Suudi Arabistan, Birleşik Arap Emirlikleri, İran, Türkiye, Bangladeş, Mısır ve Endonezya dahil olmak üzere Müslüman çoğunluğa sahip birçok ülkenin emisyon azaltım planlarını güçlendirerek iklim değişikliğine karşı küresel eyleme katkıda bulunmasına ihtiyaç duyuluyor.
– Yetkililere "harekete geçin" çağrısı
Öte yandan, Müslüman çoğunluğa sahip ülkelerden Maldivler ve Fas, Paris Anlaşması ile uyumlu iklim politikalarıyla küresel ısınmayı sınırlandırmayı hedefleyen lider ülkeler olarak öne çıkıyor.
Raporun yazarlarından Universitas Nasional İslam Çalışmaları Merkezi Başkanı Dr. Fachruddin M. Mangunjaya, raporun İslam ümmetinin iklim değişikliğiyle ilgilenmesi ve bu konuda harekete geçmesi için önemli bir tablo çizdiğini belirterek, "İklim değişikliğinin neden olduğu aşırı sıcak hava, hac ibadetini İslam toplulukları için daha zor ve tehlikeli hale getirecek. Akabinde iklim değişikliği birçok İslam ülkesini ve genel olarak dünya Müslüman nüfusunu da olumsuz etkileyecektir. İnsan yeryüzünün halifeleri, elçileri olarak yaratılmıştır. Bu nedenle, gezegene sahip çıkmak, onu yıkım ve bozgunculuktan uzak tutmak bizim kutsal sorumluluğumuz." ifadelerini kullandı.
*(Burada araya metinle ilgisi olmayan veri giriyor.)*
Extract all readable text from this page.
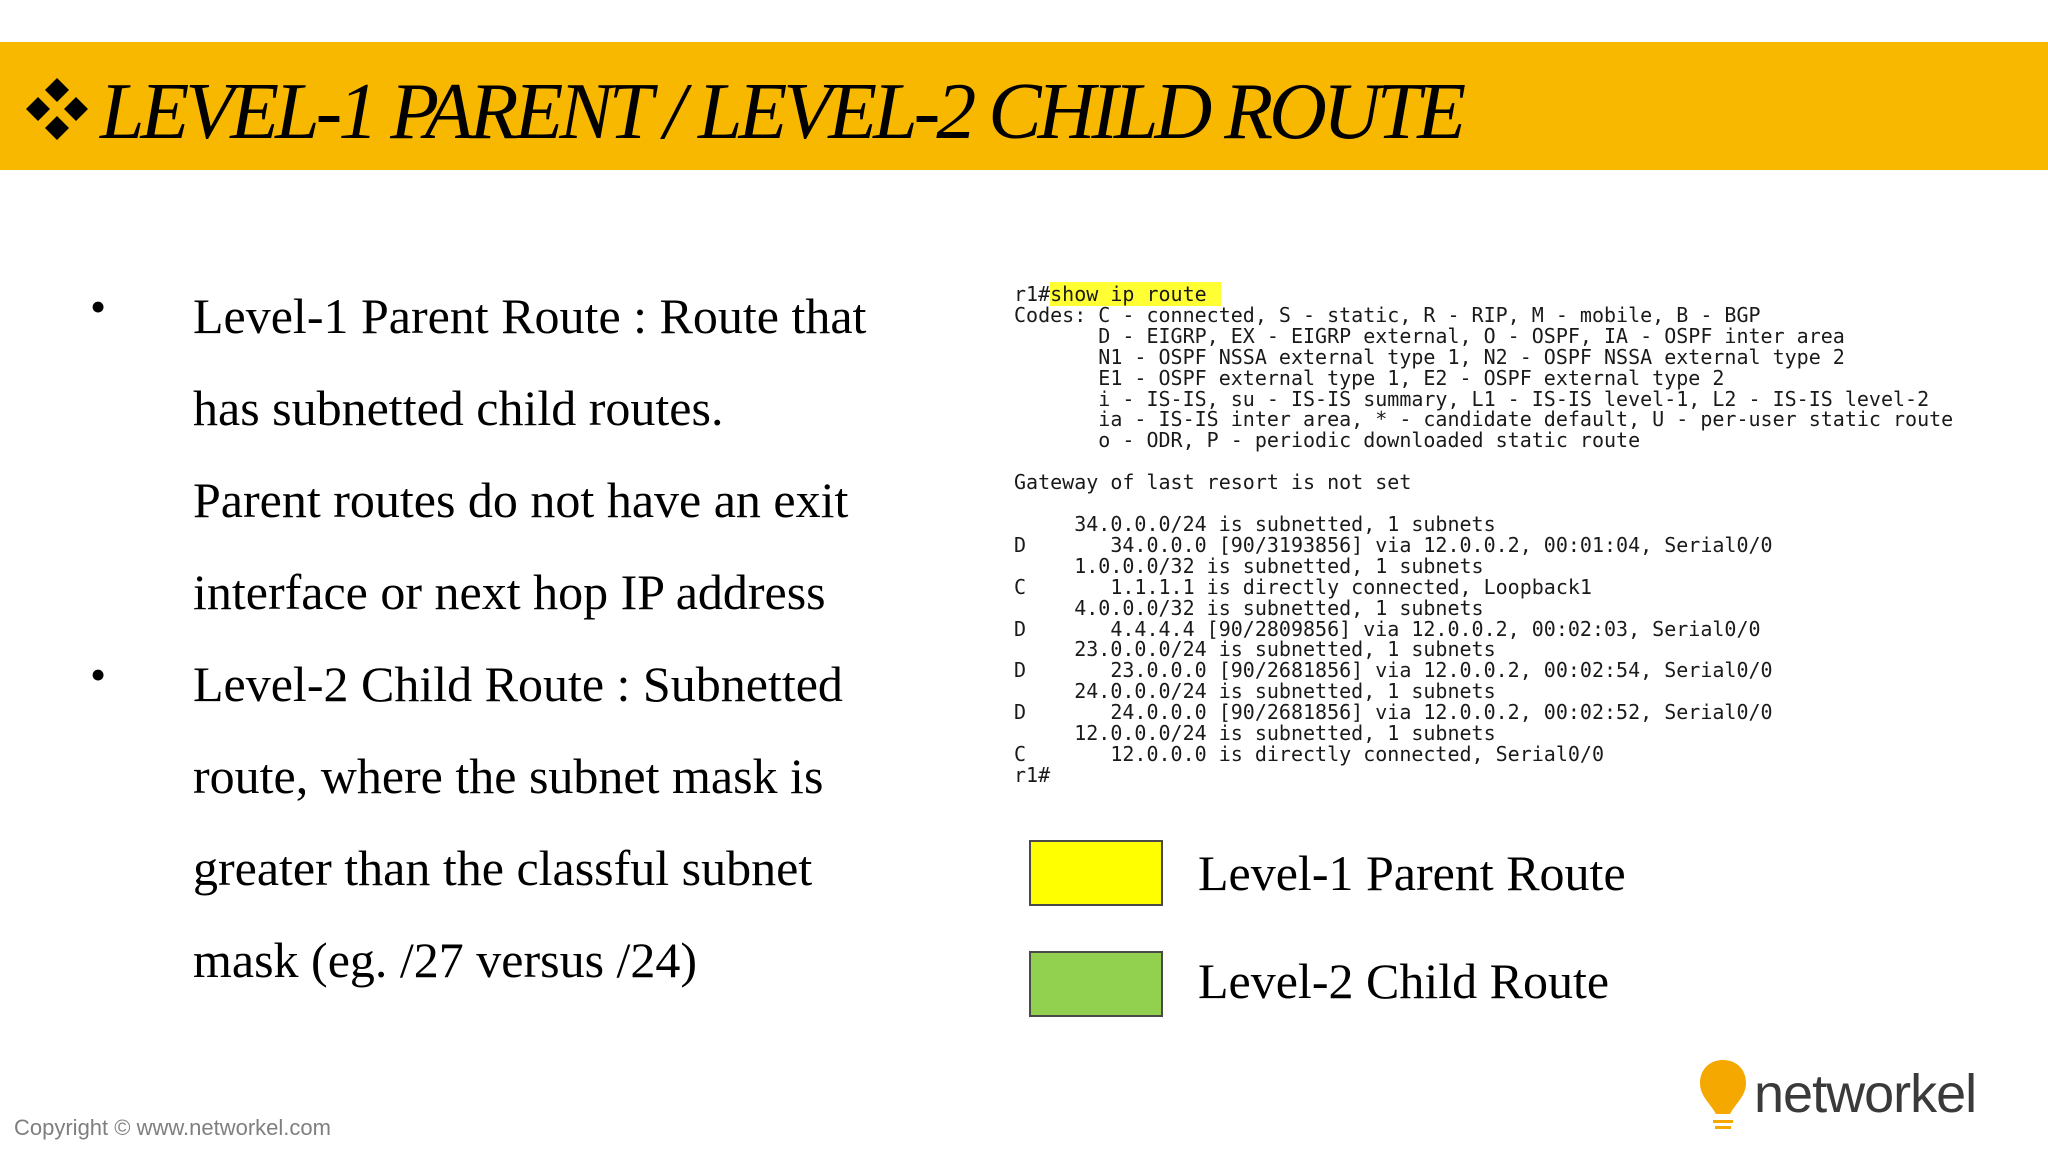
LEVEL-1 PARENT / LEVEL-2 CHILD ROUTE
• Level-1 Parent Route : Route that
has subnetted child routes.
Parent routes do not have an exit
interface or next hop IP address
• Level-2 Child Route : Subnetted
route, where the subnet mask is
greater than the classful subnet
mask (eg. /27 versus /24)
r1#show ip route
Codes: C - connected, S - static, R - RIP, M - mobile, B - BGP
D - EIGRP, EX - EIGRP external, O - OSPF, IA - OSPF inter area
N1 - OSPF NSSA external type 1, N2 - OSPF NSSA external type 2
E1 - OSPF external type 1, E2 - OSPF external type 2
i - IS-IS, su - IS-IS summary, L1 - IS-IS level-1, L2 - IS-IS level-2
ia - IS-IS inter area, * - candidate default, U - per-user static route
o - ODR, P - periodic downloaded static route

Gateway of last resort is not set

34.0.0.0/24 is subnetted, 1 subnets
D       34.0.0.0 [90/3193856] via 12.0.0.2, 00:01:04, Serial0/0
1.0.0.0/32 is subnetted, 1 subnets
C       1.1.1.1 is directly connected, Loopback1
4.0.0.0/32 is subnetted, 1 subnets
D       4.4.4.4 [90/2809856] via 12.0.0.2, 00:02:03, Serial0/0
23.0.0.0/24 is subnetted, 1 subnets
D       23.0.0.0 [90/2681856] via 12.0.0.2, 00:02:54, Serial0/0
24.0.0.0/24 is subnetted, 1 subnets
D       24.0.0.0 [90/2681856] via 12.0.0.2, 00:02:52, Serial0/0
12.0.0.0/24 is subnetted, 1 subnets
C       12.0.0.0 is directly connected, Serial0/0
r1#
Level-1 Parent Route
Level-2 Child Route
Copyright © www.networkel.com
networkel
Üsküdar Üniversitesi Çevre Ahlakı Forumu Direktörü Prof. Dr. İbrahim Özdemir ise rapora ilişkin değerlendirmesinde, şunları kaydetti:
"Bu kutsal yolculuğa çıkanların ve gelecekte çıkacakların sağlığını düşünmek ahlaki bir sorumluluktur. İslam Küresel İklim Değişikliği Beyannamesi'ni hazırlayan ekipte yer alan biri olarak, iklim değişikliğinin, insan olarak dünyada sebep olduğumuz bozulmanın bir sonucu olduğunun altını çizmiştik. Dahası bununla mücadele için iyiliği yaymak ve kötülüğü engellemek için elimizden geleni yapmanın ahlaki sorumluluğumuz olduğunu vurgulamıştık. İnancımız bize yaratılan her şeyi Yaradan'dan ötürü sevmeyi, yarattığı her şeye hürmeti, merhameti ve en iyi şekilde muamele etmeyi emreder. Bu nedenle, Müslüman liderler, iş insanları ve yükseköğretim kurumları yenilenebilir enerji kaynaklarına yatırım yapmak ve sürdürülebilir kalkınma modelleri geliştirmekle yükümlüdür. Bu, Allah'ın yarattığı tabiata ve gelecek nesillere karşı ahlaki bir sorumluluktur. Hac vesilesiyle bu sorumluğumuzu bir daha hatırlıyor ve yetkilileri harekete geçmeye davet ediyoruz."